The day started with the welcome address that was delivered by Dr. Krishnamurthy, former Director of Public Health Services, Tamil Nadu and Project Director, AIDS Prevention and Control Project (APAC), Chennai. The participants were spellbound to hear from someone who had spearheaded innumerable projects and managed several thousand people in the official Tamil Nadu health sector about how volunteering in Isha had given a new dimension to his way of working and methods of management.
The vision and magnitude of Isha Foundation's social projects and the transformation it was bringing about to people's lives and society was truly inspiring for the aspiring physicians. The doctors currently heading the health projects shared their experience of working with the rural population, the issues that were typical and peculiar to that environment and how the projects were transforming people's lives in little villages and hamlets throughout the state. At the end of the presentation, many students expressed their interest to become a part of the health projects and services to rural people that would sustainably transform a large section of society, the state and in the future, even the nation.
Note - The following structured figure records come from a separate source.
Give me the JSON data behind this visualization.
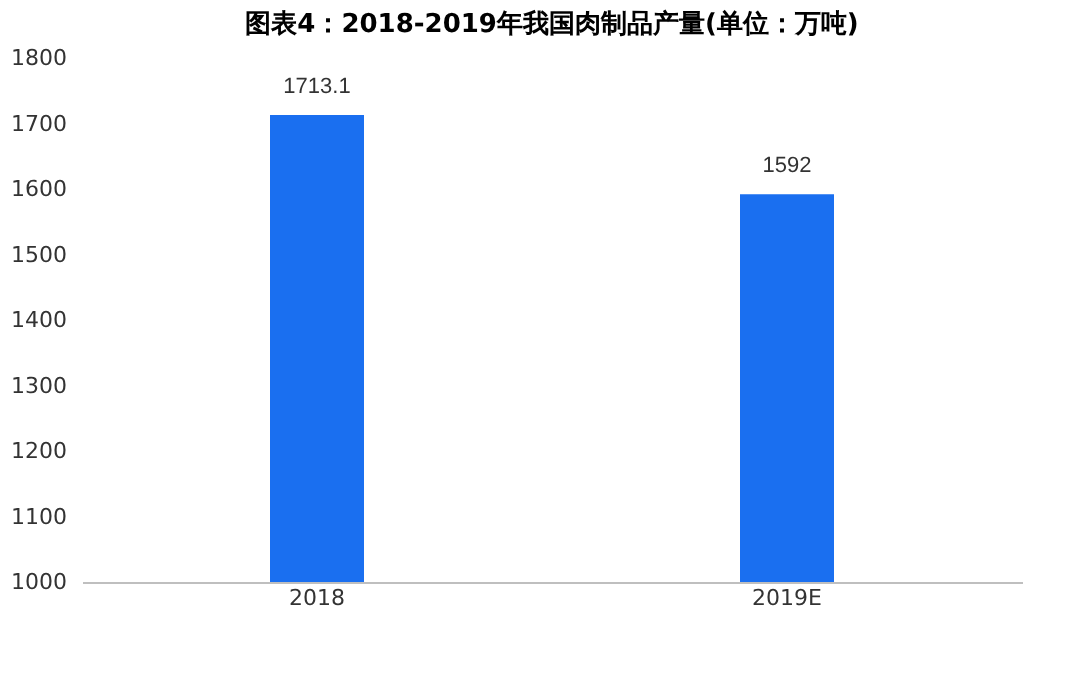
{
  "chart_data": {
    "type": "bar",
    "title": "图表4：2018-2019年我国肉制品产量(单位：万吨)",
    "categories": [
      "2018",
      "2019E"
    ],
    "values": [
      1713.1,
      1592
    ],
    "color": "#1a6ff0",
    "ylim": [
      1000,
      1800
    ],
    "yticks": [
      1000,
      1100,
      1200,
      1300,
      1400,
      1500,
      1600,
      1700,
      1800
    ],
    "grid": false,
    "data_labels": true
  }
}
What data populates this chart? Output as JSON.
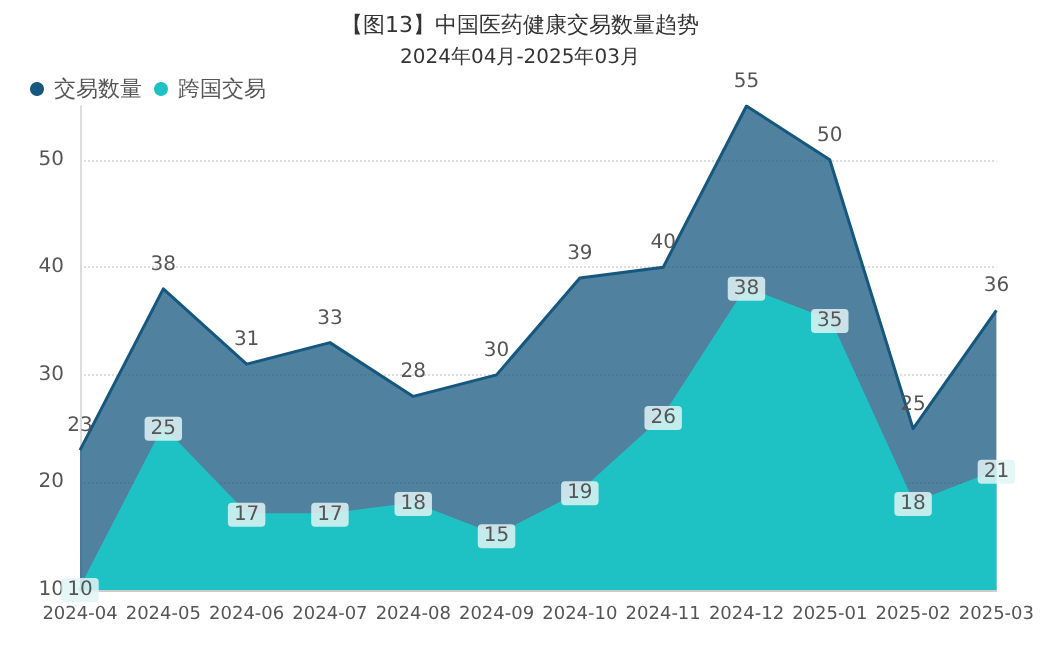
{
  "chart_data": {
    "type": "area",
    "title": "【图13】中国医药健康交易数量趋势",
    "subtitle": "2024年04月-2025年03月",
    "categories": [
      "2024-04",
      "2024-05",
      "2024-06",
      "2024-07",
      "2024-08",
      "2024-09",
      "2024-10",
      "2024-11",
      "2024-12",
      "2025-01",
      "2025-02",
      "2025-03"
    ],
    "series": [
      {
        "name": "交易数量",
        "color": "#15577e",
        "values": [
          23,
          38,
          31,
          33,
          28,
          30,
          39,
          40,
          55,
          50,
          25,
          36
        ]
      },
      {
        "name": "跨国交易",
        "color": "#1ec2c4",
        "values": [
          10,
          25,
          17,
          17,
          18,
          15,
          19,
          26,
          38,
          35,
          18,
          21
        ]
      }
    ],
    "ylim": [
      10,
      55
    ],
    "yticks": [
      10,
      20,
      30,
      40,
      50
    ],
    "grid": "y",
    "legend": "top left",
    "line_style": "solid",
    "data_labels": true
  }
}
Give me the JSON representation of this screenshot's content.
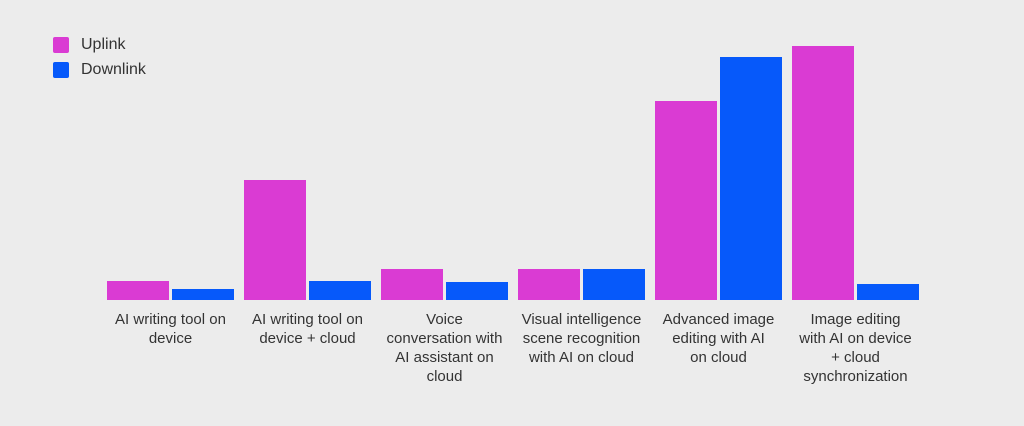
{
  "page": {
    "background": "#ececec",
    "text_color": "#333333"
  },
  "chart_data": {
    "type": "bar",
    "title": "",
    "xlabel": "",
    "ylabel": "",
    "ylim": [
      0,
      100
    ],
    "grid": false,
    "axes_visible": false,
    "legend_position": "top-left",
    "categories": [
      "AI writing tool on\ndevice",
      "AI writing tool on\ndevice + cloud",
      "Voice\nconversation with\nAI assistant on\ncloud",
      "Visual intelligence\nscene recognition\nwith AI on cloud",
      "Advanced image\nediting with AI\non cloud",
      "Image editing\nwith AI on device\n+ cloud\nsynchronization"
    ],
    "series": [
      {
        "name": "Uplink",
        "color": "#da3bd3",
        "values": [
          7.5,
          47.2,
          12.2,
          12.2,
          78.3,
          100
        ]
      },
      {
        "name": "Downlink",
        "color": "#0659fa",
        "values": [
          4.3,
          7.5,
          7.1,
          12.2,
          95.7,
          6.3
        ]
      }
    ]
  }
}
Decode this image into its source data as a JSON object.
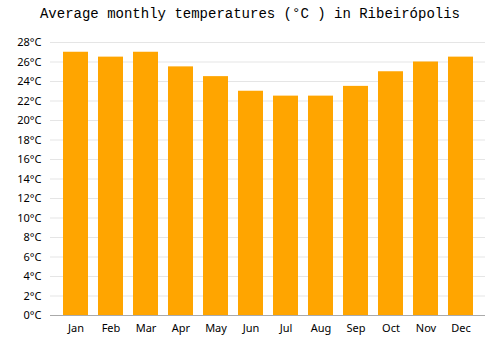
{
  "chart_data": {
    "type": "bar",
    "title": "Average monthly temperatures (°C ) in Ribeirópolis",
    "categories": [
      "Jan",
      "Feb",
      "Mar",
      "Apr",
      "May",
      "Jun",
      "Jul",
      "Aug",
      "Sep",
      "Oct",
      "Nov",
      "Dec"
    ],
    "values": [
      27.0,
      26.5,
      27.0,
      25.5,
      24.5,
      23.0,
      22.5,
      22.5,
      23.5,
      25.0,
      26.0,
      26.5
    ],
    "color": "#FFA500",
    "ylim": [
      0,
      28
    ],
    "yticks": [
      {
        "value": 0,
        "label": "0°C"
      },
      {
        "value": 2,
        "label": "2°C"
      },
      {
        "value": 4,
        "label": "4°C"
      },
      {
        "value": 6,
        "label": "6°C"
      },
      {
        "value": 8,
        "label": "8°C"
      },
      {
        "value": 10,
        "label": "10°C"
      },
      {
        "value": 12,
        "label": "12°C"
      },
      {
        "value": 14,
        "label": "14°C"
      },
      {
        "value": 16,
        "label": "16°C"
      },
      {
        "value": 18,
        "label": "18°C"
      },
      {
        "value": 20,
        "label": "20°C"
      },
      {
        "value": 22,
        "label": "22°C"
      },
      {
        "value": 24,
        "label": "24°C"
      },
      {
        "value": 26,
        "label": "26°C"
      },
      {
        "value": 28,
        "label": "28°C"
      }
    ],
    "grid": true
  }
}
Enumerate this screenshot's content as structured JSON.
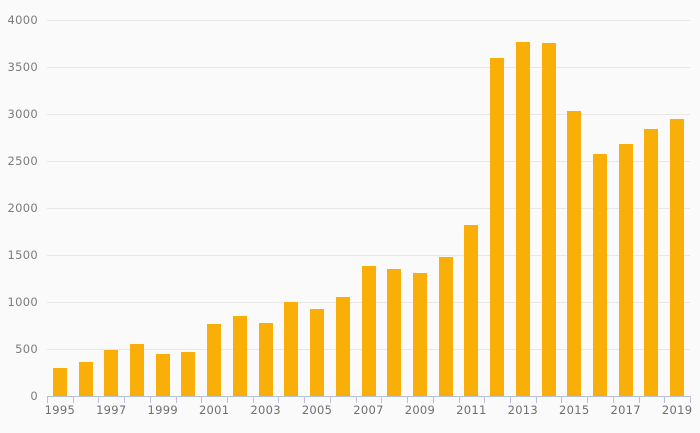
{
  "chart_data": {
    "type": "bar",
    "title": "",
    "xlabel": "",
    "ylabel": "",
    "categories": [
      1995,
      1996,
      1997,
      1998,
      1999,
      2000,
      2001,
      2002,
      2003,
      2004,
      2005,
      2006,
      2007,
      2008,
      2009,
      2010,
      2011,
      2012,
      2013,
      2014,
      2015,
      2016,
      2017,
      2018,
      2019
    ],
    "values": [
      300,
      360,
      485,
      550,
      450,
      470,
      770,
      855,
      780,
      1000,
      925,
      1055,
      1385,
      1350,
      1310,
      1475,
      1820,
      3600,
      3765,
      3755,
      3030,
      2575,
      2685,
      2840,
      2945
    ],
    "ylim": [
      0,
      4000
    ],
    "y_tick_interval": 500,
    "y_tick_labels": [
      "0",
      "500",
      "1000",
      "1500",
      "2000",
      "2500",
      "3000",
      "3500",
      "4000"
    ],
    "x_tick_labels": [
      "1995",
      "1997",
      "1999",
      "2001",
      "2003",
      "2005",
      "2007",
      "2009",
      "2011",
      "2013",
      "2015",
      "2017",
      "2019"
    ],
    "x_label_interval": 2,
    "grid": true,
    "legend": false
  },
  "colors": {
    "background": "#FAFAFA",
    "bar": "#FAAE08",
    "gridline": "#E8E8E8",
    "axis_line": "#B5C1D8",
    "tick": "#B5C1D8",
    "y_label_text": "#7C7C7C",
    "x_label_text": "#6F6F6F"
  }
}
At midday, the participants had the chance to interact with Sadhguru. Sadhguru talked about how qualities like commitment and love can enrich a person's life individually and impact the people around them as well. In fact, most of the participants stated in their feedback that this was the take-home message and that they would strive towards making it a reality in their lives. Just one session with the mystic Master was enough to bring about a change in the perceptions and ambitions of this important segment of society - physicians.
The question and answers session at the end of Sadhguru's lecture was rapid and lively and easily overran the allotted time by an hour. The session wound up with the Master's blessings.
Making a shift from theory to practice, the medical students were taken to Thanikandi village nearby to see the reality of rural life, got to visit a Mobile Health Clinic and experience the Isha Foundation's public-service initiatives first-hand.
Science and service was augmented with enjoyment, as the participants took a hike to a beautiful grove with a stream in the nearby forest. Everybody joined in the play on the banks, indulged in literally cooling off in the cool waters of the stream and had a healthy, tasty repast.
On the way back to the Isha Yoga Center, the students were also touched and greatly entertained by the welcome and traditional folk music of the Thanikandi villagers. Students and villagers danced together, sharing their joy with each other, uninhibited by social barriers.
In the evening, after visiting the Theerthakund and the Dhyanalinga Temple, the participants shared their awe and sense of inner silence and wellbeing that they had experienced at the temple. Dinner was served accompanied by the Sounds of Isha and the students gleefully joined the dancing and singing.
The participants were truly enriched by this unique one-day program and requested that it be held again for other medical students for those to benefit as well from the life-changing Isha experience before going out into the world to practice medicine. The next Doctors' Program has been scheduled in October for a larger group. The day ended with an expression of feelings of love and joy, and a great deal of inspiration.